When computing molecular formulas with SIRIUS a few high mass compounds usually need most of the computing time, and some of them might not finish computing in reasonable time at all and block your whole analysis.

The most straightforward solution is to exclude high mass compounds from the analysis, by setting a mass threshold. This will usually allow you to annotate the vast majority of your data. However, many of the higher mass compounds will work just fine, and it would be a pity to not annotate them. Therefore, the recommended solution is to set a per-compound timeout (--compound-timeout) so that a few hard cases cannot block your analysis. —

There are two main reasons why the running time of the molecular formula identification takes very long for a specific compound:

1. Extremely high number of candidates for the given precursor mass (most common reason).

Possible solutions:

  • If you are only interested in molecular structure database hits, you can only consider formulas present in the molecular structure database. Restricting the number of candidates to a database usually solves all running time problems. Keep in mind that you might miss the correct novel molecular formula for some compounds; yet, the confidence score should make it possible to identify these cases. This is not suggested if you are interested in CANOPUS results.

  • Set a per-compound timeout (not per-tree) to prevent the malicious cases from blocking your dataset analysis.

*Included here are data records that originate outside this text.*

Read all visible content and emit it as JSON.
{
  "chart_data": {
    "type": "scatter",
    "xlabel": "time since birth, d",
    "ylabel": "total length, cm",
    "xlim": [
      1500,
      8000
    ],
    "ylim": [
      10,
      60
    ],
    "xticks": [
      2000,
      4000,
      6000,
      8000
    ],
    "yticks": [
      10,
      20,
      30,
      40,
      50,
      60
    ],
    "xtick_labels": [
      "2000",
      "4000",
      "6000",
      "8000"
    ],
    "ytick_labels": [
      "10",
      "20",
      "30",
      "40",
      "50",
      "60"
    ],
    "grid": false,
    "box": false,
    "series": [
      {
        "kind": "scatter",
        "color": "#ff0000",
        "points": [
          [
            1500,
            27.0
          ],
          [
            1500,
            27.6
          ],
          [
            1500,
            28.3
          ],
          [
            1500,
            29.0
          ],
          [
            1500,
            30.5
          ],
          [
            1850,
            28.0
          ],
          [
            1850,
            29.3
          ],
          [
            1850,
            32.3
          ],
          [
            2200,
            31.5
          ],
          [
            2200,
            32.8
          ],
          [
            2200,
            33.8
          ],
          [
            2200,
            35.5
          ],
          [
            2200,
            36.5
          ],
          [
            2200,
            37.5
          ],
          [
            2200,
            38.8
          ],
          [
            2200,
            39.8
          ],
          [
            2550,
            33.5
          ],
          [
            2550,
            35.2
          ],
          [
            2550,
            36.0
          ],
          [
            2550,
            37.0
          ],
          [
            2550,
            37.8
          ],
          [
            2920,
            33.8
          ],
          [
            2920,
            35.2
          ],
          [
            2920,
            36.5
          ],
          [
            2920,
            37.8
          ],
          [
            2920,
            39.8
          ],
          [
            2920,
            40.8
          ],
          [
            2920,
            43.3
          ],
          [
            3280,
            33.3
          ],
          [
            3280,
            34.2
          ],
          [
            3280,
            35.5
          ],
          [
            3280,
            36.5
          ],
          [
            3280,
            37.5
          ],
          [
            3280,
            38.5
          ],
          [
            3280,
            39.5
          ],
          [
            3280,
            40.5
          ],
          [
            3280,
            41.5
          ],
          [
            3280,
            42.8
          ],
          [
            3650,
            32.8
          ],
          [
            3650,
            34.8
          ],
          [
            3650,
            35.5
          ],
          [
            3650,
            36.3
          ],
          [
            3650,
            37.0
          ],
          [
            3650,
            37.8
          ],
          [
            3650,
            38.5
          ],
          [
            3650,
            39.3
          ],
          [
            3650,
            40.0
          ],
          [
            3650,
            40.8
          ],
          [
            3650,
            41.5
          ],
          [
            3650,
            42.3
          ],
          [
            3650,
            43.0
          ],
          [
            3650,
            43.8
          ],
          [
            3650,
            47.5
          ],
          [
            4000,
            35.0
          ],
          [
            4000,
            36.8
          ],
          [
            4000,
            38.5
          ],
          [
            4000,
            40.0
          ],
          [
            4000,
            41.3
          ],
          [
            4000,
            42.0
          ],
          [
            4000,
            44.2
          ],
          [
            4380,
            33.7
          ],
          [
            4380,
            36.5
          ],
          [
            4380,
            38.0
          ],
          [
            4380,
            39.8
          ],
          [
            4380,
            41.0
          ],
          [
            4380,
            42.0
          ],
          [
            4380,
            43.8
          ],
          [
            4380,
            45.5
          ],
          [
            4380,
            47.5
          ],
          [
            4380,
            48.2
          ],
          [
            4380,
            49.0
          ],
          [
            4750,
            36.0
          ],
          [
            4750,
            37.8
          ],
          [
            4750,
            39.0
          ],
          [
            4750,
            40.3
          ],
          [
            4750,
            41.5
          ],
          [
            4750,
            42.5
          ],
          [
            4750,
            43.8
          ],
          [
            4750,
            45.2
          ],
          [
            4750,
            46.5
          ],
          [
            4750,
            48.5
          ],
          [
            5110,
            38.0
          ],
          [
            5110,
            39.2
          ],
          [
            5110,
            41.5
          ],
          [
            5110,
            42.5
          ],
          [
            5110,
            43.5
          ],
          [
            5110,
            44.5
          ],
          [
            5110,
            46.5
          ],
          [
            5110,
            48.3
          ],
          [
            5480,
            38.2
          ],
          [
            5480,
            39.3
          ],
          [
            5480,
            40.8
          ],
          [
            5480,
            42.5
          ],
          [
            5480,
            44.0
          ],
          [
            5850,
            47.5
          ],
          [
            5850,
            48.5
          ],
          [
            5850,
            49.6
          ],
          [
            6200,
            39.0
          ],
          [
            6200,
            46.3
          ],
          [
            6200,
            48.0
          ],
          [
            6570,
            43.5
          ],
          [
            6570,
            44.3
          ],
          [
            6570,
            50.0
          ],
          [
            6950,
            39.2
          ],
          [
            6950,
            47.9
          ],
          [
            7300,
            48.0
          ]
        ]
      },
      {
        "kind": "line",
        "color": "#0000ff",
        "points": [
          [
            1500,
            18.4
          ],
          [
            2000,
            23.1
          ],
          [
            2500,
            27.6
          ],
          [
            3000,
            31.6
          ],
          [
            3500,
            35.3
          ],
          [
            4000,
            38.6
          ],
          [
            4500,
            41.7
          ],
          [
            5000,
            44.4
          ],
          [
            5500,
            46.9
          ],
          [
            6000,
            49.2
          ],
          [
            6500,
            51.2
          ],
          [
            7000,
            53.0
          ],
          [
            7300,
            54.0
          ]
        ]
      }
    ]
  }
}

2. Optimizing the fragmentation tree for a candidate takes very long. Running times for solving the optimization problem to compute the fragmentation tree generally increases with the size of the tree but for some rare, extremely hard cases, it may take unreasonably long.

Possible solutions:

  • Use a commercial ILP Solver. Even if multithreading works very well since we switched to CLP as integrated solver, the commercial solvers (Gurobi and CPLEX) are still noticeably, faster especially for the hard cases.
  • Enable “heuristic-algorithm-only” for compounds above a certain mass (this is possible since SIRIUS version 4.7.0). The resulting tree might not be optimal for certain instances, but still “good enough” for CSI:FingerID; and a heuristic tree is better than no tree.
  • Set a timeout per-compound (--compound-timeout) or per-tree (less predictable) (--tree-timeout), to prevent the malicious cases from blocking your dataset analysis.

Note: Selecting many “rare” elements can also dramatically increase the number of formula candidates, which can result in immense running time even for compounds with lower masses.